Giving their ‘fair share’


● 1990s - claim that debt advice would serve lender AND debtor
● Fair share contributions - every payment a lender receives from a client like payplan (debt advice)m the lender will pay
payplan around 10% of what they receive - its ‘fair share of the repayment it has helped to bring about,

The bank levy


● Polluter pays - deriving funds from creditors
● Emerged after coalition government’s announcement of a programme of austerity in 2010. Curbing ‘wasteful
government spending’ and bringing about ‘fiscal responsibility.
● In 2011 - gov said it would axe debt advice funding. 2012 - changed it minds, would set up new Money Advice Service
across england and wales
● Unusual source of funding - would be funded by a new levy imposed on financial indsutry by the Financial Conduct
Authority. This was the bank levy. The IMF had recommended this
● The tax was also intended to raise funds that could offset the future costs of the systemic risk to the economy generated
by the liberalized financial industry. The IMF proposed that governments put these funds away for a rainy day, such as
the next bank bailout or financial crisis.

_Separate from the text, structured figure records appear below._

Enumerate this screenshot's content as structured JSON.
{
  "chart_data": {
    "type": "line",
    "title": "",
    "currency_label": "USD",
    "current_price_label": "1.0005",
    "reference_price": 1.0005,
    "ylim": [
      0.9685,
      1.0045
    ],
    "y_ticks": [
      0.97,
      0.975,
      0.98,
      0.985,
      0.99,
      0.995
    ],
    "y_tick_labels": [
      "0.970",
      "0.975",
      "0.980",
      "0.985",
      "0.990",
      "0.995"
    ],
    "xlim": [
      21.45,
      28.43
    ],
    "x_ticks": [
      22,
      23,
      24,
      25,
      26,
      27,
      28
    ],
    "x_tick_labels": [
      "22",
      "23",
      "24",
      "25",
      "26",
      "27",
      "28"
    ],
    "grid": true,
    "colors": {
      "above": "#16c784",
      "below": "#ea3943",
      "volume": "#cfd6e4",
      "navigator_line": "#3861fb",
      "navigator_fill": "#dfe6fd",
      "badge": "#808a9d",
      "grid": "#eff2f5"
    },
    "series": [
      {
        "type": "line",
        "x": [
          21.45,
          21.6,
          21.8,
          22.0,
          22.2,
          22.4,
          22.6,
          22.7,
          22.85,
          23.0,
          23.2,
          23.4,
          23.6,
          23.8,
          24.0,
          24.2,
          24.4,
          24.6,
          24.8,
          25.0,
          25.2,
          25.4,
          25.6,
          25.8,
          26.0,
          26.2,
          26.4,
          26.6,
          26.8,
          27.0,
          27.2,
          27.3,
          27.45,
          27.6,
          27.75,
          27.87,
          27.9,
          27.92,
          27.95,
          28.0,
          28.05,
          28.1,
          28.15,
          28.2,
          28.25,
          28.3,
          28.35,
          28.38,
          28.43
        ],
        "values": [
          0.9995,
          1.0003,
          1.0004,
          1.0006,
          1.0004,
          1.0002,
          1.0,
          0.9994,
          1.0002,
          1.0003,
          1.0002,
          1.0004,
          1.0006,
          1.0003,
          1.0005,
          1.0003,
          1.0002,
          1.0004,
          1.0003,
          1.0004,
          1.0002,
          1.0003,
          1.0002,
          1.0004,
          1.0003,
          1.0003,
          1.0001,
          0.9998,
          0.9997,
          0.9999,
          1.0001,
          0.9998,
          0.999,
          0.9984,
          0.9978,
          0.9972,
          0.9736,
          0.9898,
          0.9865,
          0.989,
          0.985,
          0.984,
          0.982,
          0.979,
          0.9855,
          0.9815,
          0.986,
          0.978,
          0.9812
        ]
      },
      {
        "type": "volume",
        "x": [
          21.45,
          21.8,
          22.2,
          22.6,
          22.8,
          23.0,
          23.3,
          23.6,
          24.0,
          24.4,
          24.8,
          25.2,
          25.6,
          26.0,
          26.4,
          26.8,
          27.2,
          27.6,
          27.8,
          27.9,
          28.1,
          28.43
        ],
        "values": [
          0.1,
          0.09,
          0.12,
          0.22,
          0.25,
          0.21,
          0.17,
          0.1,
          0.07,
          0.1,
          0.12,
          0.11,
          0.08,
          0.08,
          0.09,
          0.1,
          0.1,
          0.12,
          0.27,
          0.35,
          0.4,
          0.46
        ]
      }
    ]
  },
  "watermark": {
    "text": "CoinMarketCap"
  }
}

The UK government, however, modi-fied the IMF’s proposal by channelling
the funds straight into the Treasury
● Money Advice Service had a hybrid public-private status
● Critics of bank levy says its only marginal gains
● “With the ‘polluter pays’ principle, a ‘harm industry’ (Benson & Kirsch 2010) is called upon to offset the new
and continuing harms it causes by providing the funds for a public service designed to alleviate those harms.”

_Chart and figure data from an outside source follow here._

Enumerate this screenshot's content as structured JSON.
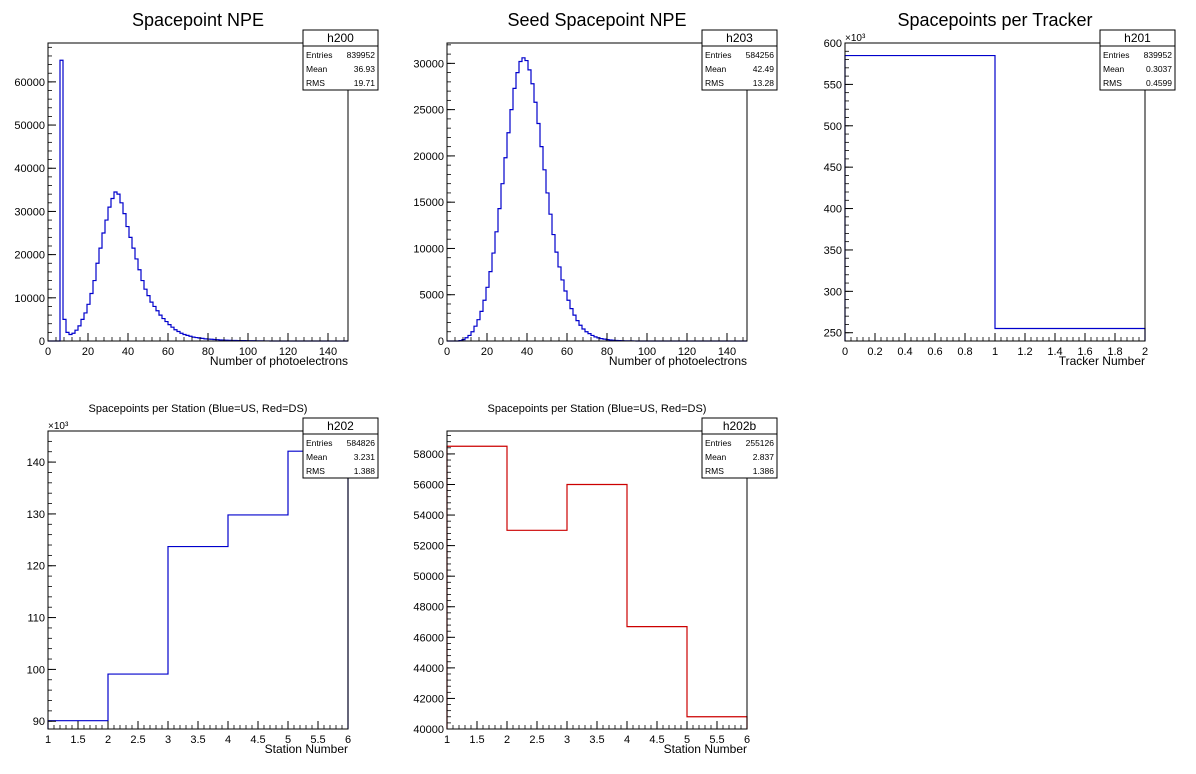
{
  "chart_data": [
    {
      "type": "histogram",
      "title": "Spacepoint NPE",
      "xlabel": "Number of photoelectrons",
      "ylabel": "",
      "xlim": [
        0,
        150
      ],
      "ylim": [
        0,
        69000
      ],
      "bin_width": 1.5,
      "color": "#0000cc",
      "xticks": [
        0,
        20,
        40,
        60,
        80,
        100,
        120,
        140
      ],
      "yticks": [
        0,
        10000,
        20000,
        30000,
        40000,
        50000,
        60000
      ],
      "yexponent": "",
      "values": [
        0,
        0,
        0,
        0,
        65000,
        5000,
        2000,
        1500,
        1800,
        2500,
        3500,
        5000,
        6500,
        8500,
        11000,
        14000,
        18000,
        21500,
        25000,
        28000,
        31000,
        33000,
        34500,
        34000,
        32000,
        29500,
        26500,
        24000,
        21500,
        19000,
        16500,
        14000,
        12000,
        10500,
        9000,
        8000,
        7000,
        6000,
        5200,
        4500,
        3800,
        3200,
        2600,
        2200,
        1800,
        1500,
        1300,
        1100,
        900,
        800,
        700,
        600,
        500,
        450,
        400,
        350,
        300,
        250,
        200,
        180,
        150,
        130,
        110,
        100,
        90,
        80,
        70,
        60,
        50,
        40,
        30,
        20,
        15,
        10,
        5,
        0,
        0,
        0,
        0,
        0,
        0,
        0,
        0,
        0,
        0,
        0,
        0,
        0,
        0,
        0,
        0,
        0,
        0,
        0,
        0,
        0,
        0,
        0,
        0,
        0
      ],
      "stats": {
        "name": "h200",
        "entries_label": "Entries",
        "entries": "839952",
        "mean_label": "Mean",
        "mean": "36.93",
        "rms_label": "RMS",
        "rms": "19.71"
      }
    },
    {
      "type": "histogram",
      "title": "Seed Spacepoint NPE",
      "xlabel": "Number of photoelectrons",
      "ylabel": "",
      "xlim": [
        0,
        150
      ],
      "ylim": [
        0,
        32200
      ],
      "bin_width": 1.5,
      "color": "#0000cc",
      "xticks": [
        0,
        20,
        40,
        60,
        80,
        100,
        120,
        140
      ],
      "yticks": [
        0,
        5000,
        10000,
        15000,
        20000,
        25000,
        30000
      ],
      "yexponent": "",
      "values": [
        0,
        0,
        0,
        0,
        50,
        150,
        350,
        600,
        1000,
        1600,
        2300,
        3200,
        4400,
        5800,
        7500,
        9500,
        11800,
        14300,
        17000,
        19800,
        22500,
        25000,
        27300,
        29000,
        30200,
        30600,
        30300,
        29300,
        27800,
        25800,
        23500,
        21000,
        18500,
        16000,
        13700,
        11500,
        9600,
        8000,
        6600,
        5400,
        4400,
        3500,
        2800,
        2200,
        1700,
        1300,
        1000,
        800,
        600,
        450,
        340,
        260,
        200,
        150,
        110,
        80,
        60,
        40,
        30,
        20,
        15,
        10,
        5,
        0,
        0,
        0,
        0,
        0,
        0,
        0,
        0,
        0,
        0,
        0,
        0,
        0,
        0,
        0,
        0,
        0,
        0,
        0,
        0,
        0,
        0,
        0,
        0,
        0,
        0,
        0,
        0,
        0,
        0,
        0,
        0,
        0,
        0,
        0,
        0,
        0
      ],
      "stats": {
        "name": "h203",
        "entries_label": "Entries",
        "entries": "584256",
        "mean_label": "Mean",
        "mean": "42.49",
        "rms_label": "RMS",
        "rms": "13.28"
      }
    },
    {
      "type": "histogram",
      "title": "Spacepoints per Tracker",
      "xlabel": "Tracker Number",
      "ylabel": "",
      "xlim": [
        0,
        2
      ],
      "ylim": [
        240,
        600
      ],
      "xedges": [
        0,
        1,
        2
      ],
      "color": "#0000cc",
      "xticks": [
        0,
        0.2,
        0.4,
        0.6,
        0.8,
        1,
        1.2,
        1.4,
        1.6,
        1.8,
        2
      ],
      "yticks": [
        250,
        300,
        350,
        400,
        450,
        500,
        550,
        600
      ],
      "yexponent": "×10³",
      "values": [
        584.8,
        255.1
      ],
      "stats": {
        "name": "h201",
        "entries_label": "Entries",
        "entries": "839952",
        "mean_label": "Mean",
        "mean": "0.3037",
        "rms_label": "RMS",
        "rms": "0.4599"
      }
    },
    {
      "type": "histogram",
      "title": "Spacepoints per Station (Blue=US, Red=DS)",
      "xlabel": "Station Number",
      "ylabel": "",
      "xlim": [
        1,
        6
      ],
      "ylim": [
        88.5,
        146
      ],
      "xedges": [
        1,
        2,
        3,
        4,
        5,
        6
      ],
      "color": "#0000cc",
      "xticks": [
        1,
        1.5,
        2,
        2.5,
        3,
        3.5,
        4,
        4.5,
        5,
        5.5,
        6
      ],
      "yticks": [
        90,
        100,
        110,
        120,
        130,
        140
      ],
      "yexponent": "×10³",
      "values": [
        90.1,
        99.1,
        123.7,
        129.8,
        142.1
      ],
      "stats": {
        "name": "h202",
        "entries_label": "Entries",
        "entries": "584826",
        "mean_label": "Mean",
        "mean": "3.231",
        "rms_label": "RMS",
        "rms": "1.388"
      }
    },
    {
      "type": "histogram",
      "title": "Spacepoints per Station (Blue=US, Red=DS)",
      "xlabel": "Station Number",
      "ylabel": "",
      "xlim": [
        1,
        6
      ],
      "ylim": [
        40000,
        59500
      ],
      "xedges": [
        1,
        2,
        3,
        4,
        5,
        6
      ],
      "color": "#cc0000",
      "xticks": [
        1,
        1.5,
        2,
        2.5,
        3,
        3.5,
        4,
        4.5,
        5,
        5.5,
        6
      ],
      "yticks": [
        40000,
        42000,
        44000,
        46000,
        48000,
        50000,
        52000,
        54000,
        56000,
        58000
      ],
      "yexponent": "",
      "values": [
        58500,
        53000,
        56000,
        46700,
        40800
      ],
      "stats": {
        "name": "h202b",
        "entries_label": "Entries",
        "entries": "255126",
        "mean_label": "Mean",
        "mean": "2.837",
        "rms_label": "RMS",
        "rms": "1.386"
      }
    }
  ]
}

● The ‘polluter pays’ principle thus applies a logic of offsetting to the resourcing of social welfare, whereby funds for a
public welfare service are not sought from general taxation but instead from the industry responsible for the harm that
the service seeks to address.This would ‘bring about the industry’s redemption’

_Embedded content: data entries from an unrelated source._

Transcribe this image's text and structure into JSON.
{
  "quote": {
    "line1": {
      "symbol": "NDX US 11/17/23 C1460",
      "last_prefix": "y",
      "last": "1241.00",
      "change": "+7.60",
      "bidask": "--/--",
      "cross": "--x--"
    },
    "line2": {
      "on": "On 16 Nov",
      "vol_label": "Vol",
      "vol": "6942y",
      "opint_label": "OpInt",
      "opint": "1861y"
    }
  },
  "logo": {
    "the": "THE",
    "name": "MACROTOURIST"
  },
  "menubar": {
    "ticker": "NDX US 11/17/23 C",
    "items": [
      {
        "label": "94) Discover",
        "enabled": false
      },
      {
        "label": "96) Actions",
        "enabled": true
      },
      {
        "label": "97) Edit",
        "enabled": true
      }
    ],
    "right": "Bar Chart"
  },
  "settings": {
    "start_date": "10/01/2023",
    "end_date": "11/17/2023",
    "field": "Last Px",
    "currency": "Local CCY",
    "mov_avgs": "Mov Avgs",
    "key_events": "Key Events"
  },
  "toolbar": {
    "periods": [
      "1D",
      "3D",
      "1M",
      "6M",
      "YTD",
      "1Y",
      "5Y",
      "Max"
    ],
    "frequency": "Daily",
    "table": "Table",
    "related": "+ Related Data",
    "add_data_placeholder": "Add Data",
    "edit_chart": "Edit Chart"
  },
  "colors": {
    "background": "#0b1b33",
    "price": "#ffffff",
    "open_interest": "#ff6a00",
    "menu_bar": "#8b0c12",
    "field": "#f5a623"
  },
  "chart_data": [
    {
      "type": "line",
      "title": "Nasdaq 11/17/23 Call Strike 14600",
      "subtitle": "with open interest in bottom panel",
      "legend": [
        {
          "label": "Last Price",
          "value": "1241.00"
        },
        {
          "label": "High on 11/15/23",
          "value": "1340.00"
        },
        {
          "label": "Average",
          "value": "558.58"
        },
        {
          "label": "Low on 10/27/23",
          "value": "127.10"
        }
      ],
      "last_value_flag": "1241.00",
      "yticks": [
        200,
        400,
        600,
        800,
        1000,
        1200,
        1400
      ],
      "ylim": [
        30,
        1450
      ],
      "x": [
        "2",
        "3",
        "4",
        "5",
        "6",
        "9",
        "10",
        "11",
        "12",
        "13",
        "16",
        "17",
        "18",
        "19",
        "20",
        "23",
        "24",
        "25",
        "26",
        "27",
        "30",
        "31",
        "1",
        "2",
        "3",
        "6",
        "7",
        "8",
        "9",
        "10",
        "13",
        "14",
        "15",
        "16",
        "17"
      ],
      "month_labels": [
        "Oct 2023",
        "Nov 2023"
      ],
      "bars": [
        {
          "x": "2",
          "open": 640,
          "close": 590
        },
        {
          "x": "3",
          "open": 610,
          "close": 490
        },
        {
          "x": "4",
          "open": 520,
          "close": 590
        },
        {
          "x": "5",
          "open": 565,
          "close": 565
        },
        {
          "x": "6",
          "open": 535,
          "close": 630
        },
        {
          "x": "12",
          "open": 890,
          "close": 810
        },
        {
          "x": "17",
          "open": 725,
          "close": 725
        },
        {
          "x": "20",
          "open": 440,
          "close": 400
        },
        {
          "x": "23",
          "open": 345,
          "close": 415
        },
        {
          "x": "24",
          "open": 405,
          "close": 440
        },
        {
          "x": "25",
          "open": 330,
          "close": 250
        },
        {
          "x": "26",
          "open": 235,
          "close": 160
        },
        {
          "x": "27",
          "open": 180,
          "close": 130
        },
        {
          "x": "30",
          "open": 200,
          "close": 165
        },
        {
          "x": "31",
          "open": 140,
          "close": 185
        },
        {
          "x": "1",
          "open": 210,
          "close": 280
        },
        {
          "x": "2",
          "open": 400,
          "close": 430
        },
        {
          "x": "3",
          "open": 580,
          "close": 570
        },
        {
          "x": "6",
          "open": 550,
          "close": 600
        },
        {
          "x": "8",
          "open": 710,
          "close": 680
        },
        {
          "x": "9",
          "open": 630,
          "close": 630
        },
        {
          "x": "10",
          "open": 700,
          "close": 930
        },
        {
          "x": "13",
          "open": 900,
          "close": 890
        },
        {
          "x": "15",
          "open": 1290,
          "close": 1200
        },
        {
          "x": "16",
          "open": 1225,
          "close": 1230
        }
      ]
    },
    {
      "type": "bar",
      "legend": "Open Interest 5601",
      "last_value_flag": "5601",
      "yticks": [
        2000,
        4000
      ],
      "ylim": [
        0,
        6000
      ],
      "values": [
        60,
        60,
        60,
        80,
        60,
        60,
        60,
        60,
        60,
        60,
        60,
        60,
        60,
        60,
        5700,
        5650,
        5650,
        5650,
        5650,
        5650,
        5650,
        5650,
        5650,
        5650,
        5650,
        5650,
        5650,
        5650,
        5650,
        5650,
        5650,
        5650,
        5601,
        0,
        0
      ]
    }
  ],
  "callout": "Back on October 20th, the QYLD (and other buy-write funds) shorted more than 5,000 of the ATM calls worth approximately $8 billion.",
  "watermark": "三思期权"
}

● ‘Polluter pays’ is one way of conceptualizing this flow of money from creditors to debt advice providers. But another
framing emerged alongside it. The bank levy was also justified on the basis that debt advice serves the economic
interests of the credit industry. The government’s review of the Money Advice Service, for instance, said: ‘customers
tak[ing] expert advice can lead to increased levels of debt recovery, lower bad debt write-off levels ... reduced costs
associated with chasing arrears, and reduced costs of debt collection and enforcement’ (Farnish 2015: 15)
Advice-giving under austerity
● Money advice services - increases in efficiency in helping people
● But workers are unhappy
● Front-line advisers frustrated that they can’t serve clients interests
● Moral attributions to people's debt problems - lack of skills, reckless spending etc done by advisers. BUT such
attribution embedded within the bureaucratic procedures/documents of the advice service itself
● Generalised advice → not tailored. Focus on ‘empowerment’
● Advice is becoming increasingly unhelpful because of the more prescriptive guidelines in advising.